Todos los creadores van dejando
pistas, conscientes e inconscientes, de lo que son en su obra. Escribir, ya sea
prosa, poesía o letras de música, es la forma de las artes más transparente de
desnudarse frente al receptor de tu mensaje, dando por supuesto que la creación
artística, su ejecución más allá de la idea bullente en la cabeza de su dueño
para que otros la puedan recibir, es una necesidad que todo creador se ve
empujado a realizar por su ego (independientemente de los distintos grados de
timidez).
Por ello he de agradecer a mi
amigo trasatlántico Pablo Martínez Burkett, con quien nunca he tratado en vivo
a pesar de intercambiar lecturas y escritos desde hace ya nueve años gracias al
milagro de internet, el ejercicio de
nudismo que ha realizado en su segunda colección de relatos: Los ojos de la divinidad.
Acabo de terminar de leer este
conjunto de catorce historias y tengo la convicción de que conozco mucho más a
fondo a su autor, y me gustaría estar ahora mismo allá en Buenos Aires,
disfrutando de su hospitalidad y de la primavera austral, para tratar de
aprehender toda su sapiencia y su capacidad a la hora de crear historias que
van más allá de lo cotidiano.
Pablo Martínez Burkett es un
destacado profesional en su campo (el Derecho) en Argentina y posee un amplio
conocimiento en una variada gama de materias; y leyendo su arte literario tengo
el convencimiento de que ha trabajado duro para conseguir todo el bagaje que
tiene. Si a la hora de desarrollar la profesión que le da de comer pone el empeño
con que escribe, donde no da puntada sin hilo, con un lenguaje adornado y en
ocasiones barroco pero fluido como un vals, a veces melancólico como un blues,
y otras tantas canalla y gustoso de sí mismo como un tango; digo que si ejerce
con esa precisión, es sin duda uno de los abogados mejor preparados del Cono
Sur.
Sí, en serio, es un prestigioso abogado, además de reputado estudiosos, amante esposo y enamorado padre.

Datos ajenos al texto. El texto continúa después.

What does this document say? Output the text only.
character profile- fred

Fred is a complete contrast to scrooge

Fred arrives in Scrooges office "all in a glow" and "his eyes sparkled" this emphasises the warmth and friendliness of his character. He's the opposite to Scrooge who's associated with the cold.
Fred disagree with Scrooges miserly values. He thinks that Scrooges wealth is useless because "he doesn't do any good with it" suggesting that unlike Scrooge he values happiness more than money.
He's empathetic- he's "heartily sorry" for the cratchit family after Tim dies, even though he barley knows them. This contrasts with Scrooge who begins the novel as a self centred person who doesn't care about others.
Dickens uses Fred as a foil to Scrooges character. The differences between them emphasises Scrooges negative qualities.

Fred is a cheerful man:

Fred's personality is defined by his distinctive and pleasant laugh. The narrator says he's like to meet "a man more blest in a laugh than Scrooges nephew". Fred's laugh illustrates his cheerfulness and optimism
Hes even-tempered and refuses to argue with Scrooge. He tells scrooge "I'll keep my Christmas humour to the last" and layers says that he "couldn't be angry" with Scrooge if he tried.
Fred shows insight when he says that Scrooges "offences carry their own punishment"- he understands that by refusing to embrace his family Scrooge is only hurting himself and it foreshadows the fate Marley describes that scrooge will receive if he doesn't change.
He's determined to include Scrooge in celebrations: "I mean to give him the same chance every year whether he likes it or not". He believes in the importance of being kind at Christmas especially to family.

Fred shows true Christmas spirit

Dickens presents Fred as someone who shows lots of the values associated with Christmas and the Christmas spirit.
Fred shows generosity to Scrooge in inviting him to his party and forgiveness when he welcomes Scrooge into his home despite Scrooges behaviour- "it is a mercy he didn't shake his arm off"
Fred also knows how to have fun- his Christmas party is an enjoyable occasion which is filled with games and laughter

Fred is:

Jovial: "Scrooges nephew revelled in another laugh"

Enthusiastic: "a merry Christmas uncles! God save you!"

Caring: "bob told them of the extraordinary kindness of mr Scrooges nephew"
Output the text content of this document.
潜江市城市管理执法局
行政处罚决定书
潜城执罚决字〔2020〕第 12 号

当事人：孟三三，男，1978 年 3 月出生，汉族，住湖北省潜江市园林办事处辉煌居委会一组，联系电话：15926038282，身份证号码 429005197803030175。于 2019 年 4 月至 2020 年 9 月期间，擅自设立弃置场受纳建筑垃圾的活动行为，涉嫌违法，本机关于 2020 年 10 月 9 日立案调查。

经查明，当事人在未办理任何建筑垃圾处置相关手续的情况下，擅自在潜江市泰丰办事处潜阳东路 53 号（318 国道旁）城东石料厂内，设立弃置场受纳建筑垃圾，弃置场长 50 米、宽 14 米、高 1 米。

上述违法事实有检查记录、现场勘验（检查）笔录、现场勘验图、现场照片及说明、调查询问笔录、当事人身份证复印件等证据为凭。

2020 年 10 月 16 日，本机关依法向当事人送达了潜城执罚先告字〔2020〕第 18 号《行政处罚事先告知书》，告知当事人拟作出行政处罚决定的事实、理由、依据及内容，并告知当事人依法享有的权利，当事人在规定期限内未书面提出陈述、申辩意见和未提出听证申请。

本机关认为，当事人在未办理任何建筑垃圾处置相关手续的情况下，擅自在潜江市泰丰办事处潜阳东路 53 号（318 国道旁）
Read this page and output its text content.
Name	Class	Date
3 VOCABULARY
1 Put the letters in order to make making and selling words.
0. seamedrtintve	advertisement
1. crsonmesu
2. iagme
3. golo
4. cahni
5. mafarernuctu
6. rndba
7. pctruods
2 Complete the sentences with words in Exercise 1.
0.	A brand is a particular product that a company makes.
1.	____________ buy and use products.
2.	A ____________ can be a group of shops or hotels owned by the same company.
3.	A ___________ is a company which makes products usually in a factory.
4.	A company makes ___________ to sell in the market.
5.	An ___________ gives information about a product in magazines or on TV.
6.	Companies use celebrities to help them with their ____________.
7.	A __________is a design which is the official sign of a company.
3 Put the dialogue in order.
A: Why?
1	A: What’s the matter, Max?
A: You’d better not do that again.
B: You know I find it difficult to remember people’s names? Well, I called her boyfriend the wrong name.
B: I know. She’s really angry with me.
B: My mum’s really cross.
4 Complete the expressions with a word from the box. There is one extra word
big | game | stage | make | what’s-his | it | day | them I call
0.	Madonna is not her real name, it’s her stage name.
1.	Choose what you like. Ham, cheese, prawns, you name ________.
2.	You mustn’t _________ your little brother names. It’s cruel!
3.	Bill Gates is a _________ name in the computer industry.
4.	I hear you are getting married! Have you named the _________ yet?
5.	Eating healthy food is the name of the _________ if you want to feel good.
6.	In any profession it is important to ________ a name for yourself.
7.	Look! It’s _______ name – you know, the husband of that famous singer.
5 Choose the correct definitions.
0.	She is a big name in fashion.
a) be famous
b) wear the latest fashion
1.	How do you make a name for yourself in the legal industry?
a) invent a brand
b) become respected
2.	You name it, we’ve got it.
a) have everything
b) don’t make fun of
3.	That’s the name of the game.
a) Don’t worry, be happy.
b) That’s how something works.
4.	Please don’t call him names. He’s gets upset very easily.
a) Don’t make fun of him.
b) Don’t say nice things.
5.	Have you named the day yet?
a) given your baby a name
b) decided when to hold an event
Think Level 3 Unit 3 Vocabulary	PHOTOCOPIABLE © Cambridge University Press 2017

Los relatos de Pablo son elaborados,
nos muestran a personajes cultos, conscientes hasta la última consecuencia de
sí mismos y sus circunstancias; fatalistas, detectores eficientes de la belleza
entre la furia del día a día, estoicos y con el necesario punto de complacencia
hedonista si la circunstancia así lo requiere. Las historias en las que estos
personajes se ven envueltos nos muestran las preocupaciones de su autor, sus
miedos, pero también sus deseos; el amigo que quiere ser, el padre que es y el
amante que ha sido, entre otras cosas.
Sin duda ha disfrutado y ha
sufrido a partes iguales pariendo estas historias, de temática más amplia que
su primera colección (Forjador depenumbras) y donde el tono sombrío se diluye en nuevas disquisiciones no
menos atormentadas en algunos casos (aunque se trate del niñero a regañadientes
que se encariña del pequeño Baltasar).
Pablo Martínez Burkett, en Los ojos de la divinidad ha preparado
despedidas de amigos, inventado cuentos a niños, se ha enamorado como un adolescente
a la edad de peinar canas, ha comprendido la vacuidad de la guerra, ha sido un
héroe, se ha sentido viejo, nos ha contado la melancolía que te envuelve cuando
haces repaso de las vidas cruzadas de los amantes que no pueden ser; y se ha
puesto en el papel del hombre que han esperado que fuera.
He escuchado a su amiga la Trini
hablando con su acento porteño, sabiendo que yo también consentiría sus
desvaríos; he visto a la muchacha de falda hippie y peinado a lo garçon bailando los acordes del No woman no cry, me he sentido fascinado
por los ojos hirientes de Noor-al-Ein y el acento granaíno de Amparo; me he imaginado llorando la marcha de un amigo
de tertulia, flotando en un río de las selvas africanas, recapacitando sobre
los años que hace que canto esa canción que me hace tan viejo; y reconociendo
que «todo enamoramiento en una mujer dedicada a seducir con éxito, será siempre
una abdicación».
En definitiva, he disfrutado con
las perlas que Pablo Martínez Burkett nos ha ido dejando a lo largo de estos
catorce relatos; pequeñas joyas engarzadas con la profesionalidad de un joyero
paciente que no tiene prisa y sí amor por su trabajo, adornadas con su lenguaje
exigente pero que compensa una vez que aprendes a navegar en su prosa
envolvente.
Los ojos de la divinidad es un regalo que nos hace su autor en
forma de herida en la propia consciencia. Herida necesaria para, no sólo
conocer más a Pablo, como dije al principio, sino para reflexionar sobre uno
mismo conforme se avanza en la lectura de sus historias.